The original local scope (the one in effect just before the class definition was entered) is reinstated, and the class object is bound here to the class name given in the class definition header.
When Python arrived at breakpoint-2, it need to resolve the name C.
Here’s what I understand about scope (environment) chains at that time:
The local scope of functionC points to the global scope, thus though there’s no name C in the local scope when Python reached breakpoint-1, it can still find C in the global scope.
When Python reached breakpoint-2, the class object was not bound to its name yet (according to the tutorial).
Python wanted to resolve the name C, so
it first consulted the current local scope,
then it looked up the outer scope created by the invocation to the function C,
finally the C was found in the global scope. It turned out to be the name of function C.
However, Python instead throws an error when I run the above code:
NameError: cannot access free variable 'C' where it is not associated with a value in enclosing scope
Am I missing something?
I asked this question to learn about Python’s scope and name resolution mechanism, not to solve a practical problem, so that’s all the background of this question.
Python 3.12.2 (tags/v3.12.2:6abddd9, Feb 6 2024, 21:26:36) [MSC v.1937 64 bit (AMD64)] on win32
So… a name (function C) can be shadowed by one (class C) that was bound to nothing (?)
This sounds strange, really.
The name C is first registered in the local scope created by the invocation to the function C, then Python executes the class definition. Finally it binds the name to the class object.
Is this how Python works?
In Python, variables that are only referenced inside a function are implicitly global. If a variable is assigned a value anywhere within the function’s body, it’s assumed to be a local unless explicitly declared as global.
So distinction on should be made between referencing and assigning value. In case of def f(): a = a + 1 assigning value to a (local) is made by using a (local) which is not bound yet.
As of why it’s so (from referenced documentation):
Though a bit surprising at first, a moment’s consideration explains this.

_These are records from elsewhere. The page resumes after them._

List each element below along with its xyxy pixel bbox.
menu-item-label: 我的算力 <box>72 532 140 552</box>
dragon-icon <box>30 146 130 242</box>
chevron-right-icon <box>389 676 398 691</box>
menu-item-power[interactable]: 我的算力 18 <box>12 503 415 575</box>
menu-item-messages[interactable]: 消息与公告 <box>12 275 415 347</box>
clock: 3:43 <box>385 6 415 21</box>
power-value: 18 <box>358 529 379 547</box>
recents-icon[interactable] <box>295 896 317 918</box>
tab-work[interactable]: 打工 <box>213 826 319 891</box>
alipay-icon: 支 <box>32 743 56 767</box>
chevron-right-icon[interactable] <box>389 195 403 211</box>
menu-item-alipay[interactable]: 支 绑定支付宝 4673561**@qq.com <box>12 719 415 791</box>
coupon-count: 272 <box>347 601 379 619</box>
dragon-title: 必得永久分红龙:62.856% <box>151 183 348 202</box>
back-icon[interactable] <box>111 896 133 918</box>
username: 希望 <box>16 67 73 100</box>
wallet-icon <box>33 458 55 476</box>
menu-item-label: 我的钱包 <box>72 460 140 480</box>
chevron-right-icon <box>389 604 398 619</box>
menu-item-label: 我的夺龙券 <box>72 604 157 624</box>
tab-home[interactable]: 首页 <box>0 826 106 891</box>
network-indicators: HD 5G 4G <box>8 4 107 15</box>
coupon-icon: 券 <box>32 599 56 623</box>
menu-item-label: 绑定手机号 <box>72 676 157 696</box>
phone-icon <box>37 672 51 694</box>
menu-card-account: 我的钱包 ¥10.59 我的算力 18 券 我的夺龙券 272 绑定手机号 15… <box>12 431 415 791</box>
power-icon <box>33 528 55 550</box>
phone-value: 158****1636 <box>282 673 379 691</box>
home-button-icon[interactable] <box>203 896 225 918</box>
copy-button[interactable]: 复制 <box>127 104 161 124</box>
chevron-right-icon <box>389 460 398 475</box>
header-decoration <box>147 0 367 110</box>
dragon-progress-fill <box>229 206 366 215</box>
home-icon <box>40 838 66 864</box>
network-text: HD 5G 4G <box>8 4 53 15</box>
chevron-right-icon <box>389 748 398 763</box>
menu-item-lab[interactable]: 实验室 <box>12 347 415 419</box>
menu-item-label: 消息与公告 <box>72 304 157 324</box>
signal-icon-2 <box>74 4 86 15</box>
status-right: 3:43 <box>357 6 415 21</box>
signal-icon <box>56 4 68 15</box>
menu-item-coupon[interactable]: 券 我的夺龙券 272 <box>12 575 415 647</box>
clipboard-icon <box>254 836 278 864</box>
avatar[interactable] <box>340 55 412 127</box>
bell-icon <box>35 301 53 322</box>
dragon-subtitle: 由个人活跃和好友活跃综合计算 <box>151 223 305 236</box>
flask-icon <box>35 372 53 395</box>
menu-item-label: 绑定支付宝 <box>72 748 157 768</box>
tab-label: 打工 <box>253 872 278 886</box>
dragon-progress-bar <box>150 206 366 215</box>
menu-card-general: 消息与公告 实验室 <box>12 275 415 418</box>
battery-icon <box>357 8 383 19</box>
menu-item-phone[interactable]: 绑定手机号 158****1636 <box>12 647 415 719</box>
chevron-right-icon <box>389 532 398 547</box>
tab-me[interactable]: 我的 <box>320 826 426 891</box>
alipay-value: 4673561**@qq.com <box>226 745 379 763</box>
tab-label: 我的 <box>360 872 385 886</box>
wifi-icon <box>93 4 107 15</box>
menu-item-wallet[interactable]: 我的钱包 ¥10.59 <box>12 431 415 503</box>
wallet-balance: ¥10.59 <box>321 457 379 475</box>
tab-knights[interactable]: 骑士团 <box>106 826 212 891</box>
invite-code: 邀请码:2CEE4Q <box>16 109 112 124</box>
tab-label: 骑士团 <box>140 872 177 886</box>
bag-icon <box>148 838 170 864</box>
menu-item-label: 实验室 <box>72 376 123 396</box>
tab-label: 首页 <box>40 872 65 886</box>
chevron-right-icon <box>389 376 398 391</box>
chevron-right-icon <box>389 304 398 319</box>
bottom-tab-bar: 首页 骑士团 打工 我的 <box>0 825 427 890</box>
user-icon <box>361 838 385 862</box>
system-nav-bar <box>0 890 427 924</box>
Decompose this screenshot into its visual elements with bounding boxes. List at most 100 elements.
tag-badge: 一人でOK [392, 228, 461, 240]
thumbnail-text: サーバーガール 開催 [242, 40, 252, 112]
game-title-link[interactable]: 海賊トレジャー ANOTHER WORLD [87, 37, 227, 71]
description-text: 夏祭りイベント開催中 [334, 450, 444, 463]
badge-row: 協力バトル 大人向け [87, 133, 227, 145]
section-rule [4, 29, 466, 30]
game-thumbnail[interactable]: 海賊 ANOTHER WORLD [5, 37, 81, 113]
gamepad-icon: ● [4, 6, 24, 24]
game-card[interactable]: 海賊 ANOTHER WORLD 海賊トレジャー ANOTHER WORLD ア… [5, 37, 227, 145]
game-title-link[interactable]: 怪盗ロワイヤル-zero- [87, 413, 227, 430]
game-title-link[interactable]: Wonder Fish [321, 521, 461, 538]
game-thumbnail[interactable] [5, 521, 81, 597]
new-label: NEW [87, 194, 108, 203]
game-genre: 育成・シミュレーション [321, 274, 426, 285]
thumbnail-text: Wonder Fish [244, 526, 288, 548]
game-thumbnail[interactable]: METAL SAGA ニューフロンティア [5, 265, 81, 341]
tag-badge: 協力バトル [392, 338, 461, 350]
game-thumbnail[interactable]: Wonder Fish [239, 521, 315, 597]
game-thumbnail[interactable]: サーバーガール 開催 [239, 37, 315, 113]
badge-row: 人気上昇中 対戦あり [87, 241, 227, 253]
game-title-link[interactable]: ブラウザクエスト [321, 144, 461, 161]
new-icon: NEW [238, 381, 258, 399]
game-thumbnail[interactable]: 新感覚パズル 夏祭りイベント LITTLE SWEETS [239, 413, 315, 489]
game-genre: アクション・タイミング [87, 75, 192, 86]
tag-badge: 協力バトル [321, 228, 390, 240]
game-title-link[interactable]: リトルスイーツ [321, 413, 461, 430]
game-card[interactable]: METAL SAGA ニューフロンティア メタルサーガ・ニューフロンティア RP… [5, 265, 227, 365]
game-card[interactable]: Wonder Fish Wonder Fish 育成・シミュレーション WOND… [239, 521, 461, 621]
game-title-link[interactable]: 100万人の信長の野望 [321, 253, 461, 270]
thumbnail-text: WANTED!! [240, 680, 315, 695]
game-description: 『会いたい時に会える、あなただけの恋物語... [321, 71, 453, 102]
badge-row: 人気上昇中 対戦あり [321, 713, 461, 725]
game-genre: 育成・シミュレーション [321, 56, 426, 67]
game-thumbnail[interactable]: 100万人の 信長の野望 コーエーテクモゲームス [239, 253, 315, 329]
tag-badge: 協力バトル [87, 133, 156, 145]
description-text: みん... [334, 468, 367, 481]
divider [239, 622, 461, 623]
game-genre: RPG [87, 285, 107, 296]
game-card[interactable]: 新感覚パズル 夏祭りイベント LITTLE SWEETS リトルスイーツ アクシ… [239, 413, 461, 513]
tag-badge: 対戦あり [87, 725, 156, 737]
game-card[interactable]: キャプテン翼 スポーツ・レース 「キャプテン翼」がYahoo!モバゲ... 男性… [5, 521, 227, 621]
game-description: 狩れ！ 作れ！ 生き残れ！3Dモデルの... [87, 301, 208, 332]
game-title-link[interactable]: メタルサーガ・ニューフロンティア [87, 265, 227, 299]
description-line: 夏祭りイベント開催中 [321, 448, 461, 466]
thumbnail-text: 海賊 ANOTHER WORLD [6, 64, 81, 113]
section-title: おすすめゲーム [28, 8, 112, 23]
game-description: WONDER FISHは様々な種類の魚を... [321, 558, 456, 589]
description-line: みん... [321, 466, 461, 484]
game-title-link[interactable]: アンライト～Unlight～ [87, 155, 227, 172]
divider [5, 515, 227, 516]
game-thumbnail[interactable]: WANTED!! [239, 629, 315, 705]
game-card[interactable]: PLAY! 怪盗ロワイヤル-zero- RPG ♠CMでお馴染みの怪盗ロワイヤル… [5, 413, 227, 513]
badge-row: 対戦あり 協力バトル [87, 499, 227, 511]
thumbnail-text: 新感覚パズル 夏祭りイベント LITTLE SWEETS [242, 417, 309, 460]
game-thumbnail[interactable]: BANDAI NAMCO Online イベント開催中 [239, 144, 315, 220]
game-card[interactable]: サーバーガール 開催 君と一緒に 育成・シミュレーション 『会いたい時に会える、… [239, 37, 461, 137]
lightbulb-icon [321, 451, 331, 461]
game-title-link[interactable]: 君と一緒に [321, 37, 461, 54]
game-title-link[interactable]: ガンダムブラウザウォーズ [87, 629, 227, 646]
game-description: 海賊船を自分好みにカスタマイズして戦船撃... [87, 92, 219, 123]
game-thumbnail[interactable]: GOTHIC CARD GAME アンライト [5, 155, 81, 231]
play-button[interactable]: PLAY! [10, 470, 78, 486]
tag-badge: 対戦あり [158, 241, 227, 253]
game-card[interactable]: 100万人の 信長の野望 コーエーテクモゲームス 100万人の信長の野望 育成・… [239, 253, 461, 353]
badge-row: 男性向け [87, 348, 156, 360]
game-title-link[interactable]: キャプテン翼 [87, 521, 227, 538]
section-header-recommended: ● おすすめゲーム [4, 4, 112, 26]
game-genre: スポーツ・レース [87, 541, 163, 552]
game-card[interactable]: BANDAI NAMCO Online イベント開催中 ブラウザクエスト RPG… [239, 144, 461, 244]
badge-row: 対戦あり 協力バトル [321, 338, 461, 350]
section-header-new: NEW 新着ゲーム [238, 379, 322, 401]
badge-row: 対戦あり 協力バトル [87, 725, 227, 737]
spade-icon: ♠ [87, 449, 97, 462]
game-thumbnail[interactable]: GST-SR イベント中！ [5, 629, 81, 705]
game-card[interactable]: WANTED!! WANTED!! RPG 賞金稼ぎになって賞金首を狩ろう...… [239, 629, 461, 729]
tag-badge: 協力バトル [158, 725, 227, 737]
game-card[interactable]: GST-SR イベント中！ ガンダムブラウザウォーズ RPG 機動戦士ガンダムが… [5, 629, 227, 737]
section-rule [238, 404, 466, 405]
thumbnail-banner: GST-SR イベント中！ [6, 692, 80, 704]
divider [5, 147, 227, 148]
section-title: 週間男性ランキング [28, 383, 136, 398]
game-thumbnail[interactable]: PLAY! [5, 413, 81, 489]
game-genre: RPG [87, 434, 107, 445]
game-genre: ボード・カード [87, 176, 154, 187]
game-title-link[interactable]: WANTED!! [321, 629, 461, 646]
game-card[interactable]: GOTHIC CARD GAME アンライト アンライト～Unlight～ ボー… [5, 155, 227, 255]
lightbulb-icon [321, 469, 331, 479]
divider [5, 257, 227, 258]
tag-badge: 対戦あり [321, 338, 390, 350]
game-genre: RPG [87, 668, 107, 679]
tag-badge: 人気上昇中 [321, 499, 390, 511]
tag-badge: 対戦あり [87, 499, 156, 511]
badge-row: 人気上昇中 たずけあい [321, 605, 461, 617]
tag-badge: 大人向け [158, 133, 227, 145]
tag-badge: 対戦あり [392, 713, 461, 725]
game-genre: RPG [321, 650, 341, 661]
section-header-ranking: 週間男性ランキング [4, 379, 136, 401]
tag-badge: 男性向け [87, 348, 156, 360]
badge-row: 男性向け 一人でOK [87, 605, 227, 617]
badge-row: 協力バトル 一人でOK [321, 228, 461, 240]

On one hand, requiring global for assigned variables provides a bar against unintended side-effects. On the other hand, if global was required for all global references, you’d be using global all the time. You’d have to declare as global every reference to a built-in function or to a component of an imported module. This clutter would defeat the usefulness of the global declaration for identifying side-effects.
Of course, Python doesn’t prevent shooting yourself in the foot so one can be “clever” with this:
>>> a = 1
>>> def change():
... a = a + 1
...
>>> a
1
>>> change()
Traceback (most recent call last):
File "<stdin>", line 1, in <module>
File "<stdin>", line 2, in change
UnboundLocalError: cannot access local variable 'a' where it is not associated with a value
>>> a = [1]
>>> def change():
... a[0] += 1
...
>>> a
[1]
>>> change()
>>> a
[2]
def C():
def __class_scope_C__():
C
C = __class_scope_C__()
C()
And this code does throw the same NameError. The python compiler sees that C is assigned in the outer function scope and therefore makes it a local variable there.Then inside the class scope the name C isn’t local, so it’s looked up in the upper lexical scope, where it does find a definition.
An almost exact desuggaring of a class definition in this case is something like this:
def C():
def C():
__module__ = __name__
__qualname__ = 'f.<locals>.C'
C
C = __build_class__(C, 'C')
Where __build_class__ is a builtin function that does actually exists (but is undocumented and internal to CPython) and calls the first passed in callable to run the class body, with the corresponding class namespaces as the locals. This transformation can’t be expressed with normal python code, because the compiler treats the scope slightly differently. The above code doesn’t quite work out, the inner assignments aren’t put into the class namespace because they should be using the opcode STORE_NAME (to go into the locals dictionary) instead of STORE_FAST (which uses a faster index-based system), which can’t be forced with normal python code.